José Souto Maior Borges, de sua parte, preceitua: "Não é por outro motivo que, nesse sentido, poder-se-á entender o lançamento de ofício como um sub-rogado do lançamento por homologação. A hipótese está disciplinada não só pelos referidos par. 2.º e 3.º do art. 150, mas também pelo seu art. 149, V, por decorrência do qual será efetivado o lançamento de ofício quando se comprove ‘omissão’ ou ‘inexatidão’ por parte da pessoa legalmente obrigada, no exercício da atividade sujeita ao ato de lançamento por homologação, ou seja, no âmbito do procedimento do lançamento que antecede ao ato de homologação." (Tratado de direito tributário brasileiro. Forense: Rio de Janeiro, 1981, p. 461).
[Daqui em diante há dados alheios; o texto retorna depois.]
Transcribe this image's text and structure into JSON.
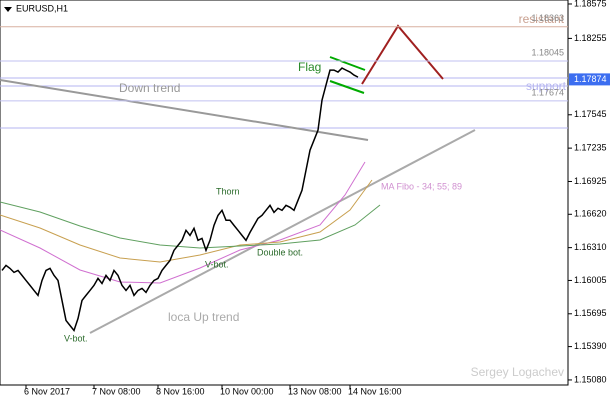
{
  "chart_data": {
    "type": "line",
    "title": "EURUSD,H1",
    "categories": [
      null,
      null,
      null,
      null,
      null,
      null,
      "6 Nov 2017",
      null,
      null,
      null,
      null,
      null,
      null,
      null,
      null,
      null,
      null,
      null,
      null,
      null,
      null,
      null,
      null,
      "7 Nov 08:00",
      null,
      null,
      null,
      null,
      null,
      null,
      null,
      null,
      null,
      null,
      null,
      null,
      null,
      null,
      null,
      "8 Nov 16:00",
      null,
      null,
      null,
      null,
      null,
      null,
      null,
      null,
      null,
      null,
      null,
      null,
      null,
      null,
      null,
      "10 Nov 00:00",
      null,
      null,
      null,
      null,
      null,
      null,
      null,
      null,
      null,
      null,
      null,
      null,
      null,
      null,
      null,
      null,
      "13 Nov 08:00",
      null,
      null,
      null,
      null,
      null,
      null,
      null,
      null,
      null,
      null,
      null,
      null,
      null,
      null,
      "14 Nov 16:00",
      null,
      null
    ],
    "series": [
      {
        "name": "EURUSD",
        "color": "#000000",
        "values": [
          1.16098,
          1.16145,
          1.16117,
          1.1608,
          1.16098,
          1.16052,
          1.16005,
          1.15959,
          1.15912,
          1.15866,
          1.16005,
          1.16098,
          1.16117,
          1.16052,
          1.16005,
          1.15819,
          1.15633,
          1.15586,
          1.1554,
          1.15651,
          1.15819,
          1.15866,
          1.15912,
          1.15959,
          1.16024,
          1.15977,
          1.16052,
          1.16005,
          1.16098,
          1.16052,
          1.15959,
          1.15912,
          1.15959,
          1.15866,
          1.15912,
          1.15931,
          1.15894,
          1.15959,
          1.16005,
          1.16024,
          1.16098,
          1.16145,
          1.16191,
          1.16285,
          1.16331,
          1.16378,
          1.16471,
          1.16424,
          1.16489,
          1.16378,
          1.16396,
          1.16285,
          1.16378,
          1.16517,
          1.1661,
          1.16657,
          1.16564,
          1.16564,
          1.16517,
          1.16471,
          1.16424,
          1.16378,
          1.16452,
          1.16517,
          1.16582,
          1.1661,
          1.16657,
          1.16703,
          1.16638,
          1.16676,
          1.16657,
          1.16703,
          1.16685,
          1.16657,
          1.1675,
          1.16843,
          1.17029,
          1.17216,
          1.17309,
          1.17402,
          1.17681,
          1.17821,
          1.1796,
          1.1796,
          1.17942,
          1.17979,
          1.1796,
          1.17942,
          1.17914,
          1.17895
        ]
      }
    ],
    "ylim": [
      1.15033,
      1.18612
    ],
    "yticks": [
      1.18575,
      1.18255,
      1.17545,
      1.17235,
      1.16925,
      {
        "value": 1.1662,
        "label": "1.16620"
      },
      {
        "value": 1.1631,
        "label": "1.16310"
      },
      1.16005,
      1.15695,
      {
        "value": 1.1539,
        "label": "1.15390"
      },
      {
        "value": 1.1508,
        "label": "1.15080"
      }
    ],
    "current_price": 1.17874,
    "levels": [
      1.18363,
      1.18045,
      1.17674
    ],
    "annotations": {
      "flag": "Flag",
      "down_trend": "Down trend",
      "resistant": "resistant",
      "support": "support",
      "thorn": "Thorn",
      "v_bot_1": "V-bot.",
      "double_bot": "Double bot.",
      "ma_fibo": "MA Fibo - 34; 55; 89",
      "up_trend": "loca Up trend",
      "v_bot_2": "V-bot.",
      "author": "Sergey Logachev"
    }
  }
}
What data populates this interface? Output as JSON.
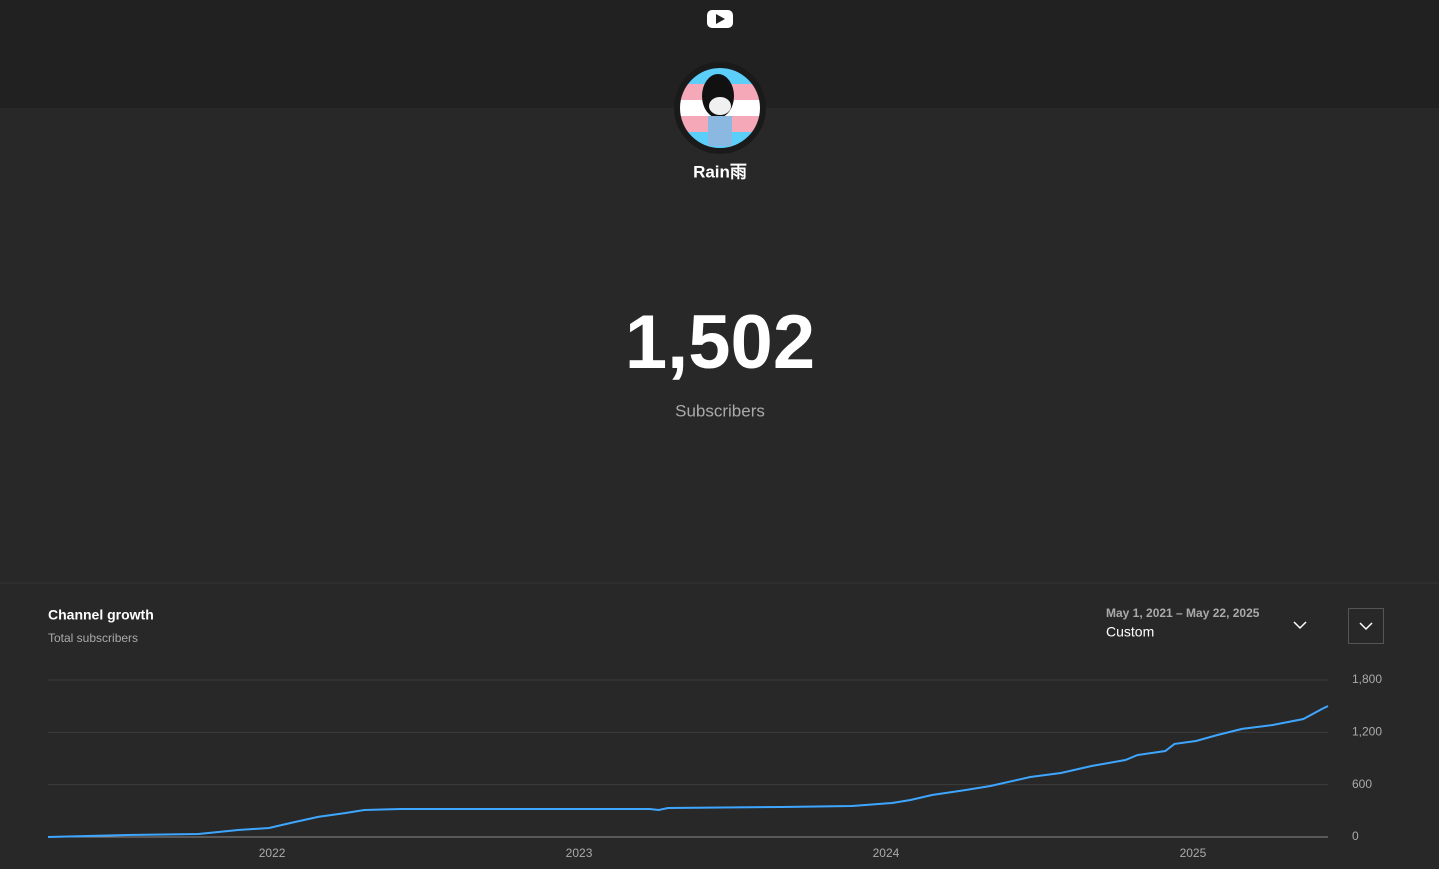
{
  "channel": {
    "name": "Rain雨",
    "subscriber_count": "1,502",
    "subscriber_label": "Subscribers"
  },
  "chart_data": {
    "type": "line",
    "title": "Channel growth",
    "subtitle": "Total subscribers",
    "date_range": "May 1, 2021 – May 22, 2025",
    "range_label": "Custom",
    "x": [
      2021.27,
      2021.53,
      2021.76,
      2021.89,
      2021.99,
      2022.06,
      2022.15,
      2022.24,
      2022.3,
      2022.42,
      2023.23,
      2023.26,
      2023.29,
      2023.66,
      2023.89,
      2024.02,
      2024.08,
      2024.15,
      2024.26,
      2024.34,
      2024.47,
      2024.57,
      2024.67,
      2024.78,
      2024.82,
      2024.91,
      2024.94,
      2025.01,
      2025.08,
      2025.16,
      2025.26,
      2025.36,
      2025.42,
      2025.44
    ],
    "series": [
      {
        "color": "#3ea6ff",
        "values": [
          0,
          23,
          34,
          80,
          103,
          160,
          230,
          275,
          310,
          321,
          321,
          310,
          333,
          344,
          355,
          390,
          424,
          482,
          539,
          585,
          688,
          734,
          814,
          883,
          940,
          986,
          1067,
          1101,
          1170,
          1239,
          1284,
          1353,
          1468,
          1502
        ]
      }
    ],
    "xlim": [
      2021.27,
      2025.44
    ],
    "xticks": [
      2022,
      2023,
      2024,
      2025
    ],
    "ylim": [
      0,
      1800
    ],
    "yticks": [
      0,
      600,
      {
        "value": 1200,
        "label": "1,200"
      },
      {
        "value": 1800,
        "label": "1,800"
      }
    ],
    "grid": true
  }
}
Não há dúvida que o Código pode ser aperfeiçoado. A disciplina do lançamento pode ser modificada. A sistemática da decadência e da prescrição deve ser simplificada. Porém, não podemos ignorar a lei, nem usar o pretexto de não gostar das soluções dadas pela lei, para fazer o direito que julgamos mais conveniente – sob pena de perdermos o referencial (a lei) que deve pautar o trabalho do aplicador do Direito." (Lançamento..., op. cit., p. 390).
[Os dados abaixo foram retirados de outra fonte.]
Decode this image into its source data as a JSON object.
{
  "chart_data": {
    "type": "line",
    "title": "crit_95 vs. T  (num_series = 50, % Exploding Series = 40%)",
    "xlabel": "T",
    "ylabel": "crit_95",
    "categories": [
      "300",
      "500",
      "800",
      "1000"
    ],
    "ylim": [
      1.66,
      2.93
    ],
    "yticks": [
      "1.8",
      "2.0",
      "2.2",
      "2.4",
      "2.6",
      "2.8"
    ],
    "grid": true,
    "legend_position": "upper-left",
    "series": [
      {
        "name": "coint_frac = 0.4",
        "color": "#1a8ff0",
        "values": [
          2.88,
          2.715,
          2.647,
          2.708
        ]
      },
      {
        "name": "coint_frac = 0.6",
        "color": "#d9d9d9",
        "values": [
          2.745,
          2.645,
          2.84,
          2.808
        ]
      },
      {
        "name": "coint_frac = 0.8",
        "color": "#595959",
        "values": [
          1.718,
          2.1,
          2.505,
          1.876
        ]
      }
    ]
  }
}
Que as declarações do contribuinte não podem servir de base direta para a extração do título executivo, pressupondo necessariamente a prévia prática do ato administrativo de lançamento, resulta desde logo do artigo 147 do Código Tributário Nacional, segundo o qual ‘o lançamento é efetuado com base na declaração do sujeito passivo ou de terceiro’ [...]. Donde resulta que entre a declaração do contribuinte e a formação do título executivo, pela inscrição da dívida ativa, se interpõe necessariamente, como momento intermédio, um ato administrativo, que é o lançamento. [...] Donde silogisticamente se conclui que, se não há inscrição na dívida tributária sem crédito tributário, e se não há crédito tributário sem lançamento, não pode haver inscrição na dívida sem lançamento prévio, baseado diretamente nas declarações do contribuinte." (A execução fiscal..., op. cit., p. 10-11).